By Siobhan Kennedy

Sun Microsystems Inc will no longer charge developers for the source code to the standard edition of its Java application development kit, the company’s CEO Scott McNealy said yesterday. McNealy chose the end of his hour-long keynote on the first day of the Java Business Conference ’99 in New York to announce the news, which was greeted by applause from the packed auditorium. He said that Sun would eliminate the license fees for both the run-time environment and the binaries for the Java 2 Standard Platform Edition platform starting January 21. The fee for the testing compatibility kit will stay, but Sun is looking at ways to reduce the price, he said.

Giving away its software for free was one of the key themes McNealy came back to time and time again during his keynote. He made a great show of pointing to the fact that every attendee had been issued with a CD of Sun’s StarOffice applications suite product and encouraged users to load it on as many machines as possible, to give it away to friends and colleagues, and we won’t see you, he said.

I should have come out here in a Santa hat, he told the audience, with all that free stuff…we can’t afford Super Bowl ads.
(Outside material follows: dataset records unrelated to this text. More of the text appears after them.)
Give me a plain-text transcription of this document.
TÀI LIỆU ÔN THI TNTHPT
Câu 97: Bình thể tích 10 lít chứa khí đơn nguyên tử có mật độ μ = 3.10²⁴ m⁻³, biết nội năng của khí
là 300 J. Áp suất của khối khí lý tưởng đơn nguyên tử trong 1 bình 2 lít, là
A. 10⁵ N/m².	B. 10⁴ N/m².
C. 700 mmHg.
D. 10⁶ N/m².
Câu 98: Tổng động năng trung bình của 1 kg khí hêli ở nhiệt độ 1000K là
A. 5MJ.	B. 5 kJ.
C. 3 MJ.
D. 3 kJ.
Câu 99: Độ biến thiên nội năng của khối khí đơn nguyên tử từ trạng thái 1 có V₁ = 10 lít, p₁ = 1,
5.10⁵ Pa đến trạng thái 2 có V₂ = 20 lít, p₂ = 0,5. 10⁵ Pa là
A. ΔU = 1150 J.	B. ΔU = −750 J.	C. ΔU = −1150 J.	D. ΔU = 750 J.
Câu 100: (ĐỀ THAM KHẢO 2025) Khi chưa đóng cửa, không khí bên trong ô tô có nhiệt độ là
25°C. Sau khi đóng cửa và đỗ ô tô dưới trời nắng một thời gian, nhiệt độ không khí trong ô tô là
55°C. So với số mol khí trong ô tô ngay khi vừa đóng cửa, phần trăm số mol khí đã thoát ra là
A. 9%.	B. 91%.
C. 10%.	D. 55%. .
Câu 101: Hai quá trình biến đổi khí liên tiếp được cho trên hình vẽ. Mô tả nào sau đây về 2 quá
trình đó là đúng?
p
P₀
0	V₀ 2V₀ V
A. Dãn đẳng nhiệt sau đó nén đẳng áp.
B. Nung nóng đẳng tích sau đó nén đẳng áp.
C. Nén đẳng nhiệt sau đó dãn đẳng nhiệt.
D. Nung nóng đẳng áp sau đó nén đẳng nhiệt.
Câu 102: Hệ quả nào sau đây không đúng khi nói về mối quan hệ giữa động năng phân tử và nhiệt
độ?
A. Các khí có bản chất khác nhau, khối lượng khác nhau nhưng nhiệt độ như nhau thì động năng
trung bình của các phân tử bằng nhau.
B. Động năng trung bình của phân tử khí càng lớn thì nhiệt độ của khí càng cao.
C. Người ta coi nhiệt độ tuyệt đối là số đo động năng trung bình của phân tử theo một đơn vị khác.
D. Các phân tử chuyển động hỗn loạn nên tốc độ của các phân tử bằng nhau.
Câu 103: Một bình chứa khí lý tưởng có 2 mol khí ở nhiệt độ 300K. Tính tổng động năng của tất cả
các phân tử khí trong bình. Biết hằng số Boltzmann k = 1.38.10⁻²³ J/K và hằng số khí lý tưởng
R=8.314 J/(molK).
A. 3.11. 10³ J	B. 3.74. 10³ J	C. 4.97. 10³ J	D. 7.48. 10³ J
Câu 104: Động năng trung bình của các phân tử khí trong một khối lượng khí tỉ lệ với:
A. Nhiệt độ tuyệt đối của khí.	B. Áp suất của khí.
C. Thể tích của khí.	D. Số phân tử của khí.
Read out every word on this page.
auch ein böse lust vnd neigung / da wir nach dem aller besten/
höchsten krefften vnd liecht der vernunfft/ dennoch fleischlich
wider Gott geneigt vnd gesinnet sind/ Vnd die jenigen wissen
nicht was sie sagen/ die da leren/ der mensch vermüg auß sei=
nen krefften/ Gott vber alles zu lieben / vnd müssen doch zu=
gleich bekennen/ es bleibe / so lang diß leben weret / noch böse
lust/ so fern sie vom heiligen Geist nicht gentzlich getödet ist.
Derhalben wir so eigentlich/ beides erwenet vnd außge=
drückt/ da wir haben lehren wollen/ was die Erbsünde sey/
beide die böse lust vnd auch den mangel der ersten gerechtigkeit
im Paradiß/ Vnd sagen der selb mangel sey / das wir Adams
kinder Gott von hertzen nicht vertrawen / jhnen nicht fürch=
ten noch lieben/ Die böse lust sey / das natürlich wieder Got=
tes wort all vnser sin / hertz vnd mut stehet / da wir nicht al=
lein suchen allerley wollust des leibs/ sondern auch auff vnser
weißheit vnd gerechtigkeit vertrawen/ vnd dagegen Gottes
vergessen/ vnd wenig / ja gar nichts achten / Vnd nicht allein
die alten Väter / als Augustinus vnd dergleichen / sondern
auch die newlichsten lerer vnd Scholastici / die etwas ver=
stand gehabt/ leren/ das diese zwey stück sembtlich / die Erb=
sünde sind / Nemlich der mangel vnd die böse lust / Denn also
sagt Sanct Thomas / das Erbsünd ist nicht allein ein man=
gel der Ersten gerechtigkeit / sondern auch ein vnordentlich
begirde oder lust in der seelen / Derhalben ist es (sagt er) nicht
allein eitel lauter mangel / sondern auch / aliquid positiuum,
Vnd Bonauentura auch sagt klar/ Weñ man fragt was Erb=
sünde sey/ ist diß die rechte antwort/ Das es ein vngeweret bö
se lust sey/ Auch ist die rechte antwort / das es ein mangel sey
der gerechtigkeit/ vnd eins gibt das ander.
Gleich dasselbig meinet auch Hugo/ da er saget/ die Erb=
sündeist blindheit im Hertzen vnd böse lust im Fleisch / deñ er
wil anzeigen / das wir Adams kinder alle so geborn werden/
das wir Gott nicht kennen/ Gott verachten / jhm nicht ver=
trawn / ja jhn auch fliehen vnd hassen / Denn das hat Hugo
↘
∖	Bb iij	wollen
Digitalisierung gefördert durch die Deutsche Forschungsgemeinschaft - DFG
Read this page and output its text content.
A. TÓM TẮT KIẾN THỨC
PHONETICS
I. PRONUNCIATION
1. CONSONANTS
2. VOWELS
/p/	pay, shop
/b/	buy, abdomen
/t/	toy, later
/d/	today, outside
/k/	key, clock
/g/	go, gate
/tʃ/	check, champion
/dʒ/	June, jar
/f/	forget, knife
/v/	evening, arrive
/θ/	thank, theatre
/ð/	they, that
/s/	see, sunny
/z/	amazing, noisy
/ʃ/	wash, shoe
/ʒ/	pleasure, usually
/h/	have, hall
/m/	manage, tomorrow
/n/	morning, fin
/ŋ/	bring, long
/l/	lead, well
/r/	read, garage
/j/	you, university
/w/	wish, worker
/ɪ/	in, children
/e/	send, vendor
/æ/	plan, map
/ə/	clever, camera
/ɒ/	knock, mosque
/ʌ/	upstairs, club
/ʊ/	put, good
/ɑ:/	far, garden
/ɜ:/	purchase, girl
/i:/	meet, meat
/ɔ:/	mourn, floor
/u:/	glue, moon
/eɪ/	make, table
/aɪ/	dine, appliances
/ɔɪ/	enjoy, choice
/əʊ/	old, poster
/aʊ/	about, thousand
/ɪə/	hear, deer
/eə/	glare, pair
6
McNealy admitted that Sun stands to make no money through its Java licensing program, pointing to its core server and workstation platforms as the real moneyspinner. That’s how we’ll make our money, it’s not through Java licenses, it would be a cool model but we tried it and it doesn’t work anymore.

McNealy went on to push the virtues of software as a service. ‘That’s the new model, he said. Despite the $1.1bn in venture capital funding in the San Francisco Bay area a month, the CEO said he never saw any new shrink-wrapped software. Those start- ups, like Amazon.com and Hotmail before them, are developing new software and using it: But they’re not selling it, he said, adding that the web-based version of StarOffice, StarPortal, was designed to do exactly the same. You should be able to get StarPortal through your favorite service provider as of next summer, he said, adding that if any enterprise application was really important: You should not have it…because they don’t lose it, you do.

Of course, it’s not just adding software services to the network that McNealy’s interested in, he wants to make sure his hardware products get there too. We’re all too focused on getting people connected to the internet, when we should be thinking about connecting things…anything with a digital or electrical heartbeat is going to get connected. He added: In the enterprise, I think that’s the big moneymaker.

He also used the keynote to briefly demonstrate the company’s SunRay machines and the use of Java smart cards to authenticate user sessions.